Nottingham Forest cruised into the Europa League playoffs with a one-sided victory against Ferencvaros, Igor Jesus maintaining his impressive goalscoring form to cap a fine few days for Sean Dyche.
The last time Forest won three successive home games in a European competition, in 1979, it culminated in them lifting their first European Cup under Brian Clough. While there is a long way to go in this competition, these are the kind of nights that foster hope of at least reaching the showpiece in Istanbul in May. James McAtee completed the scoring from the penalty spot to condemn Robbie Keane’s side to a 4-0 defeat.
A week is a long time in this game. Seven days after being booed off by the majority of the Forest supporters who travelled to Braga, Dyche’s side blew away Ferencvaros, ending the Hungarian side’s unbeaten record in this competition and also their hopes of a top-eight berth.

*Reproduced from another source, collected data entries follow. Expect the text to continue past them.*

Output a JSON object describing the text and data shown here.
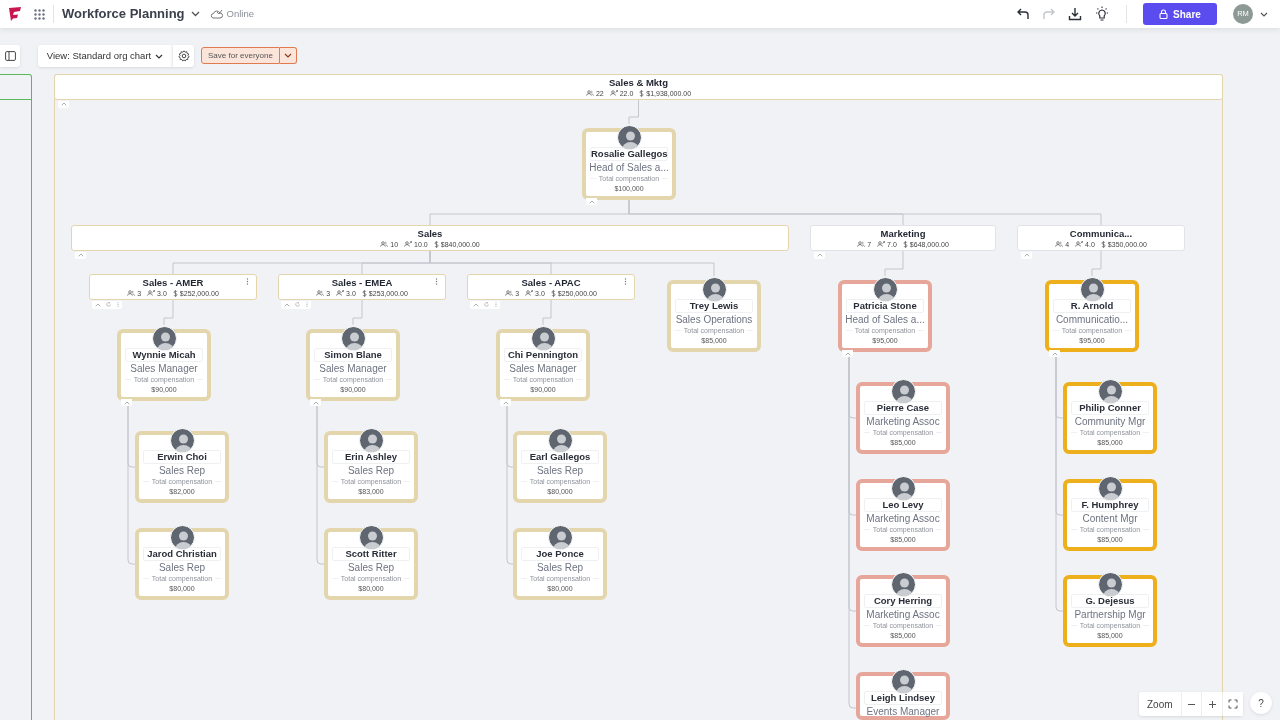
{
  "topbar": {
    "app_title": "Workforce Planning",
    "status": "Online",
    "history": [
      {
        "kind": "undo",
        "disabled": false
      },
      {
        "kind": "redo",
        "disabled": true
      }
    ],
    "share_label": "Share",
    "user_initials": "RM"
  },
  "toolbar": {
    "view_label": "View: Standard org chart",
    "save_label": "Save for everyone"
  },
  "org": {
    "kind": "department",
    "name": "Sales & Mktg",
    "color": "#e3d6ad",
    "people": "22",
    "fte": "22.0",
    "budget": "$1,938,000.00",
    "expanded": true,
    "children": [
      {
        "kind": "person",
        "name": "Rosalie Gallegos",
        "title": "Head of Sales a...",
        "comp_label": "Total compensation",
        "comp": "$100,000",
        "color": "#e3d6ad",
        "expanded": true,
        "children": [
          {
            "kind": "department",
            "name": "Sales",
            "color": "#e3d6ad",
            "people": "10",
            "fte": "10.0",
            "budget": "$840,000.00",
            "expanded": true,
            "children": [
              {
                "kind": "team",
                "name": "Sales - AMER",
                "color": "#e3d6ad",
                "people": "3",
                "fte": "3.0",
                "budget": "$252,000.00",
                "children": [
                  {
                    "kind": "person",
                    "name": "Wynnie Micah",
                    "title": "Sales Manager",
                    "comp_label": "Total compensation",
                    "comp": "$90,000",
                    "color": "#e3d6ad",
                    "expanded": true,
                    "children": [
                      {
                        "kind": "person",
                        "name": "Erwin Choi",
                        "title": "Sales Rep",
                        "comp_label": "Total compensation",
                        "comp": "$82,000",
                        "color": "#e3d6ad"
                      },
                      {
                        "kind": "person",
                        "name": "Jarod Christian",
                        "title": "Sales Rep",
                        "comp_label": "Total compensation",
                        "comp": "$80,000",
                        "color": "#e3d6ad"
                      }
                    ]
                  }
                ]
              },
              {
                "kind": "team",
                "name": "Sales - EMEA",
                "color": "#e3d6ad",
                "people": "3",
                "fte": "3.0",
                "budget": "$253,000.00",
                "children": [
                  {
                    "kind": "person",
                    "name": "Simon Blane",
                    "title": "Sales Manager",
                    "comp_label": "Total compensation",
                    "comp": "$90,000",
                    "color": "#e3d6ad",
                    "expanded": true,
                    "children": [
                      {
                        "kind": "person",
                        "name": "Erin Ashley",
                        "title": "Sales Rep",
                        "comp_label": "Total compensation",
                        "comp": "$83,000",
                        "color": "#e3d6ad"
                      },
                      {
                        "kind": "person",
                        "name": "Scott Ritter",
                        "title": "Sales Rep",
                        "comp_label": "Total compensation",
                        "comp": "$80,000",
                        "color": "#e3d6ad"
                      }
                    ]
                  }
                ]
              },
              {
                "kind": "team",
                "name": "Sales - APAC",
                "color": "#e3d6ad",
                "people": "3",
                "fte": "3.0",
                "budget": "$250,000.00",
                "children": [
                  {
                    "kind": "person",
                    "name": "Chi Pennington",
                    "title": "Sales Manager",
                    "comp_label": "Total compensation",
                    "comp": "$90,000",
                    "color": "#e3d6ad",
                    "expanded": true,
                    "children": [
                      {
                        "kind": "person",
                        "name": "Earl Gallegos",
                        "title": "Sales Rep",
                        "comp_label": "Total compensation",
                        "comp": "$80,000",
                        "color": "#e3d6ad"
                      },
                      {
                        "kind": "person",
                        "name": "Joe Ponce",
                        "title": "Sales Rep",
                        "comp_label": "Total compensation",
                        "comp": "$80,000",
                        "color": "#e3d6ad"
                      }
                    ]
                  }
                ]
              },
              {
                "kind": "person",
                "name": "Trey Lewis",
                "title": "Sales Operations",
                "comp_label": "Total compensation",
                "comp": "$85,000",
                "color": "#e3d6ad"
              }
            ]
          },
          {
            "kind": "department",
            "name": "Marketing",
            "color": "#e2e3e8",
            "people": "7",
            "fte": "7.0",
            "budget": "$648,000.00",
            "expanded": true,
            "children": [
              {
                "kind": "person",
                "name": "Patricia Stone",
                "title": "Head of Sales a...",
                "comp_label": "Total compensation",
                "comp": "$95,000",
                "color": "#e6a699",
                "expanded": true,
                "children": [
                  {
                    "kind": "person",
                    "name": "Pierre Case",
                    "title": "Marketing Assoc",
                    "comp_label": "Total compensation",
                    "comp": "$85,000",
                    "color": "#e6a699"
                  },
                  {
                    "kind": "person",
                    "name": "Leo Levy",
                    "title": "Marketing Assoc",
                    "comp_label": "Total compensation",
                    "comp": "$85,000",
                    "color": "#e6a699"
                  },
                  {
                    "kind": "person",
                    "name": "Cory Herring",
                    "title": "Marketing Assoc",
                    "comp_label": "Total compensation",
                    "comp": "$85,000",
                    "color": "#e6a699"
                  },
                  {
                    "kind": "person",
                    "name": "Leigh Lindsey",
                    "title": "Events Manager",
                    "color": "#e6a699"
                  }
                ]
              }
            ]
          },
          {
            "kind": "department",
            "name": "Communica...",
            "color": "#e2e3e8",
            "people": "4",
            "fte": "4.0",
            "budget": "$350,000.00",
            "expanded": true,
            "children": [
              {
                "kind": "person",
                "name": "R. Arnold",
                "title": "Communicatio...",
                "comp_label": "Total compensation",
                "comp": "$95,000",
                "color": "#eeaf1c",
                "expanded": true,
                "children": [
                  {
                    "kind": "person",
                    "name": "Philip Conner",
                    "title": "Community Mgr",
                    "comp_label": "Total compensation",
                    "comp": "$85,000",
                    "color": "#eeaf1c"
                  },
                  {
                    "kind": "person",
                    "name": "F. Humphrey",
                    "title": "Content Mgr",
                    "comp_label": "Total compensation",
                    "comp": "$85,000",
                    "color": "#eeaf1c"
                  },
                  {
                    "kind": "person",
                    "name": "G. Dejesus",
                    "title": "Partnership Mgr",
                    "comp_label": "Total compensation",
                    "comp": "$85,000",
                    "color": "#eeaf1c"
                  }
                ]
              }
            ]
          }
        ]
      }
    ]
  },
  "zoom": {
    "label": "Zoom",
    "help": "?"
  }
}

The galling thing for Forest is had they claimed victory in northern Portugal then owing to their margin of victory here and results elsewhere, they would have automatically advanced to the round of 16 themselves. Then again, that way supporters would not have a European adventure to tick off next month, Friday’s draw determining their opponents.
“We want to play at a level that shows our intention in the Europa League, one that hopefully gets you excited about the next round, too,” Dyche had said in his programme notes. “We want to end the league phase in style.”

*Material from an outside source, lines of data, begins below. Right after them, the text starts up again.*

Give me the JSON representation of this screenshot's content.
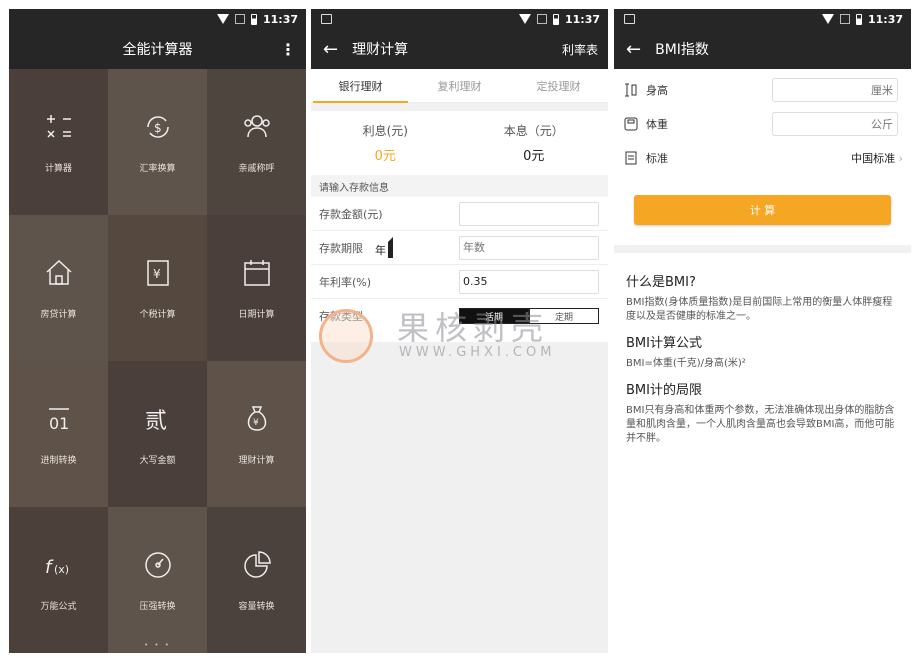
{
  "status_bar": {
    "time": "11:37"
  },
  "screen1": {
    "title": "全能计算器",
    "tiles": [
      {
        "label": "计算器",
        "icon": "calculator-icon",
        "bg": "#4a3f3a"
      },
      {
        "label": "汇率换算",
        "icon": "currency-exchange-icon",
        "bg": "#5f544c"
      },
      {
        "label": "亲戚称呼",
        "icon": "people-icon",
        "bg": "#4f453f"
      },
      {
        "label": "房贷计算",
        "icon": "house-icon",
        "bg": "#5f544b"
      },
      {
        "label": "个税计算",
        "icon": "tax-icon",
        "bg": "#55493f"
      },
      {
        "label": "日期计算",
        "icon": "calendar-icon",
        "bg": "#4a3f3a"
      },
      {
        "label": "进制转换",
        "icon": "base-convert-icon",
        "bg": "#5f5248"
      },
      {
        "label": "大写金额",
        "icon": "uppercase-amount-icon",
        "bg": "#4a3f3a"
      },
      {
        "label": "理财计算",
        "icon": "money-bag-icon",
        "bg": "#5e5249"
      },
      {
        "label": "万能公式",
        "icon": "formula-icon",
        "bg": "#4c403b"
      },
      {
        "label": "压强转换",
        "icon": "gauge-icon",
        "bg": "#5f544b"
      },
      {
        "label": "容量转换",
        "icon": "pie-icon",
        "bg": "#4c423d"
      }
    ],
    "pager": "• • •"
  },
  "screen2": {
    "title": "理财计算",
    "right_action": "利率表",
    "tabs": [
      "银行理财",
      "复利理财",
      "定投理财"
    ],
    "active_tab": 0,
    "interest_label": "利息(元)",
    "interest_value": "0元",
    "total_label": "本息（元）",
    "total_value": "0元",
    "section": "请输入存款信息",
    "amount_label": "存款金额(元)",
    "amount_value": "",
    "term_label": "存款期限",
    "term_unit": "年",
    "term_placeholder": "年数",
    "rate_label": "年利率(%)",
    "rate_value": "0.35",
    "type_label": "存款类型",
    "type_options": [
      "活期",
      "定期"
    ],
    "watermark": "果核剥壳",
    "watermark_url": "WWW.GHXI.COM"
  },
  "screen3": {
    "title": "BMI指数",
    "height_label": "身高",
    "height_unit": "厘米",
    "weight_label": "体重",
    "weight_unit": "公斤",
    "standard_label": "标准",
    "standard_value": "中国标准",
    "button": "计 算",
    "h1": "什么是BMI?",
    "p1": "BMI指数(身体质量指数)是目前国际上常用的衡量人体胖瘦程度以及是否健康的标准之一。",
    "h2": "BMI计算公式",
    "p2": "BMI=体重(千克)/身高(米)²",
    "h3": "BMI计的局限",
    "p3": "BMI只有身高和体重两个参数，无法准确体现出身体的脂肪含量和肌肉含量，一个人肌肉含量高也会导致BMI高，而他可能并不胖。"
  },
  "colors": {
    "accent": "#f5a623",
    "dark_bar": "#262626"
  }
}
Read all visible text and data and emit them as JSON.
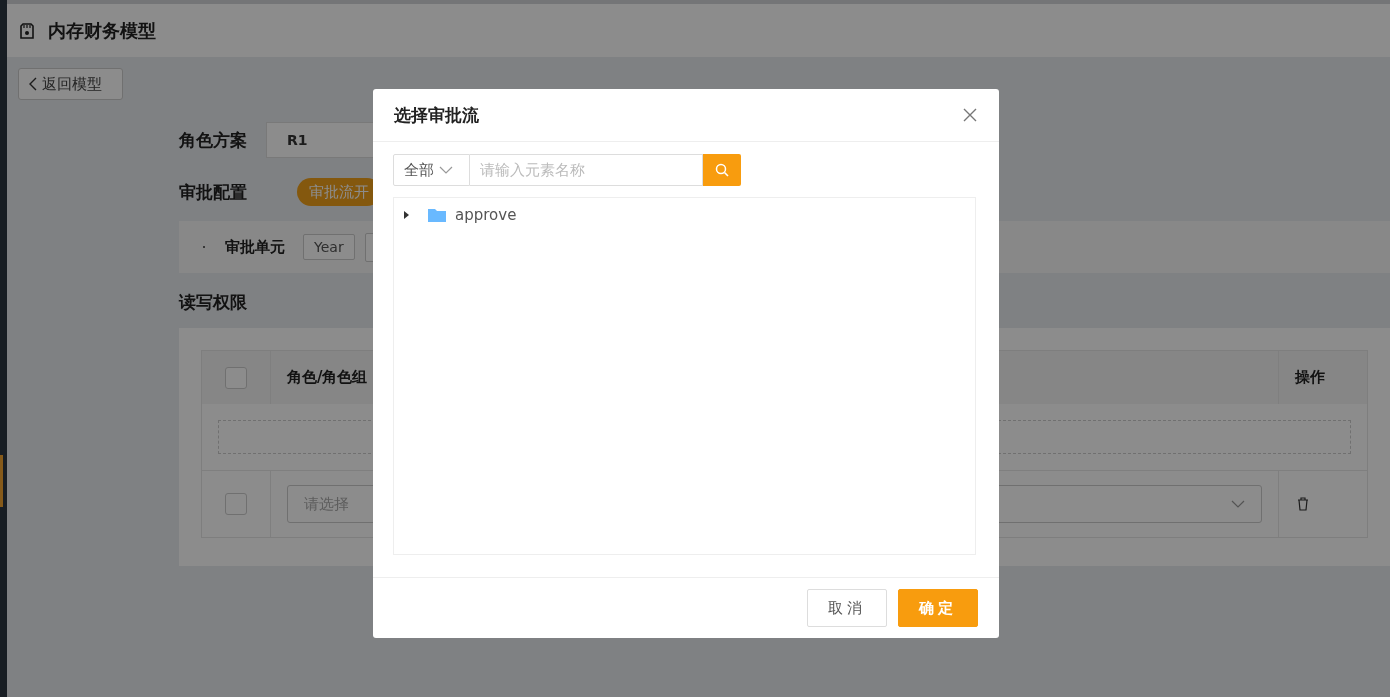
{
  "page": {
    "title": "内存财务模型",
    "back_button": "返回模型"
  },
  "form": {
    "role_scheme": {
      "label": "角色方案",
      "value": "R1"
    },
    "approval": {
      "label": "审批配置",
      "switch_text": "审批流开",
      "on": true
    },
    "approval_unit": {
      "label": "审批单元",
      "tags": [
        "Year"
      ]
    },
    "permissions": {
      "label": "读写权限",
      "header_checked": false,
      "columns": [
        "角色/角色组",
        "操作"
      ],
      "rows": [
        {
          "checked": false,
          "placeholder": "请选择"
        }
      ]
    }
  },
  "dialog": {
    "title": "选择审批流",
    "filter": "全部",
    "search": {
      "placeholder": "请输入元素名称"
    },
    "tree": [
      {
        "label": "approve",
        "expanded": false
      }
    ],
    "buttons": [
      {
        "label": "取消",
        "kind": "secondary"
      },
      {
        "label": "确定",
        "kind": "primary"
      }
    ]
  }
}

Half an hour after kick-off at the City Ground, those words felt akin to a premonition given the events that followed. Forest could feasibly have led by three or four goals but had to make do with a two-goal advantage at the interval, with the homegrown captain Ryan Yates, one of five changes from Sunday’s victory against Brentford, influential in both.

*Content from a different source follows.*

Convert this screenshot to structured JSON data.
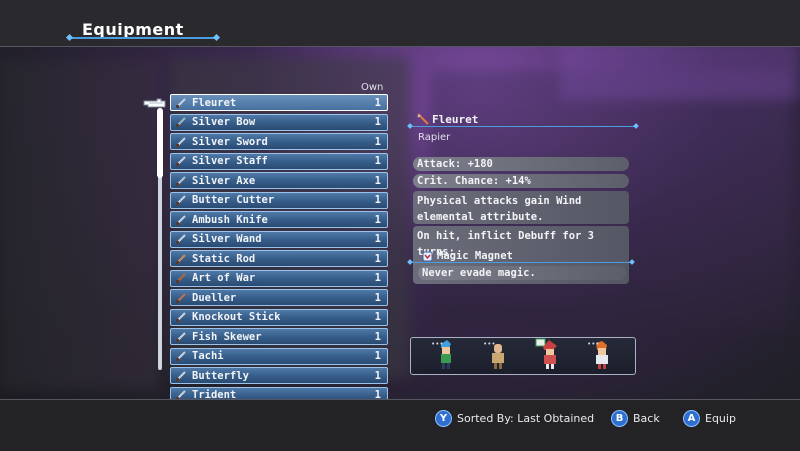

Keane insisted his side would play with no fear and it was Ferencvaros who fired the first warning of the game. Dyche was left tapping his temples after Kristoffer Zachariassen headed against the inside of a post from a short-corner routine on six minutes but after seizing the lead, the hosts were in the box seat.
Keane felt Yates crashed into Gabi Kanichowsky in the buildup to the move that culminated in the defender Bence Otvos putting the ball past his own goalkeeper. Yates claimed the ball and, after a give-and-go exchange with McAtee, another one of those changes, he sent a first-time cross across the box. At the back post Otvos instinctively stuck out a leg by way of reaction and sent the ball into the net with his left boot.
From there, Ferencvaros were loose in possession and overwhelmed by Forest’s intensity. Gabor Szalai made a desperate block to prevent a low, placed McAtee strike finding its way into the corner of David Grof’s goal and then Igor Jesus blasted wide.
The visitors, Hungarian champions for the past seven seasons, could not argue they hadn’t been warned. Keane cussed as Yates seized on a heavy touch by the Ferencvaros winger Cadu and Igor Jesus moseyed forward unchallenged. The striker ran at the visiting captain, Ibrahim Cissé, who inadvertently helped the Brazilian’s strike – his fifth in this competition – into the far corner via the faintest of deflections.
Forest could and probably should have been out of sight by half-time. Dan Ndoye sent a shot over the bar and Grof repelled a powerful, billowing McAtee drive.
It was hardly a first-half showing to enhance Keane’s CV. The former Republic of Ireland striker, who went on trial at Forest as a teenager, has established a fine reputation coaching overseas, at Maccabi Tel Aviv, where he won the domestic double, and more recently in Budapest. Keane’s assistant, Stephen Glass, played with Dyche at Watford, while their analyst, Phil Hudson, spent 11 years on the staff at Middlesbrough.
Keane made a change at the break, introducing Lenny Joseph in place of Jonathan Levi, but the second half quickly assumed a similar theme to the first. Igor Jesus sent a header wide and Nicolás Domínguez directed a backward header against the base of a post.
Ferencvaros were again on the ropes but then Forest added a deserved third. Ibrahim Sangaré flipped a pass over the top of the visitors’ back line and Ferencvaros allowed it to bounce on the edge of their 18-yard box. Igor Jesus was alert and, after pouncing on the loose ball, he dispatched a first-time effort into the corner. Murillo, his Brazilian compatriot wearing a substitute’s jacket, entered the pitch to embrace him.
Ferencvaros offered only glimpses of quality, Bamidele Yusuf’s bullet header against the crossbar a case in point but that did not stop Dyche introducing Morgan Gibbs-White, Callum Hudson-Odoi and Ola Aina midway through the second half. The suspended Elliot Anderson had the night off altogether. Forest were cruising into the playoffs.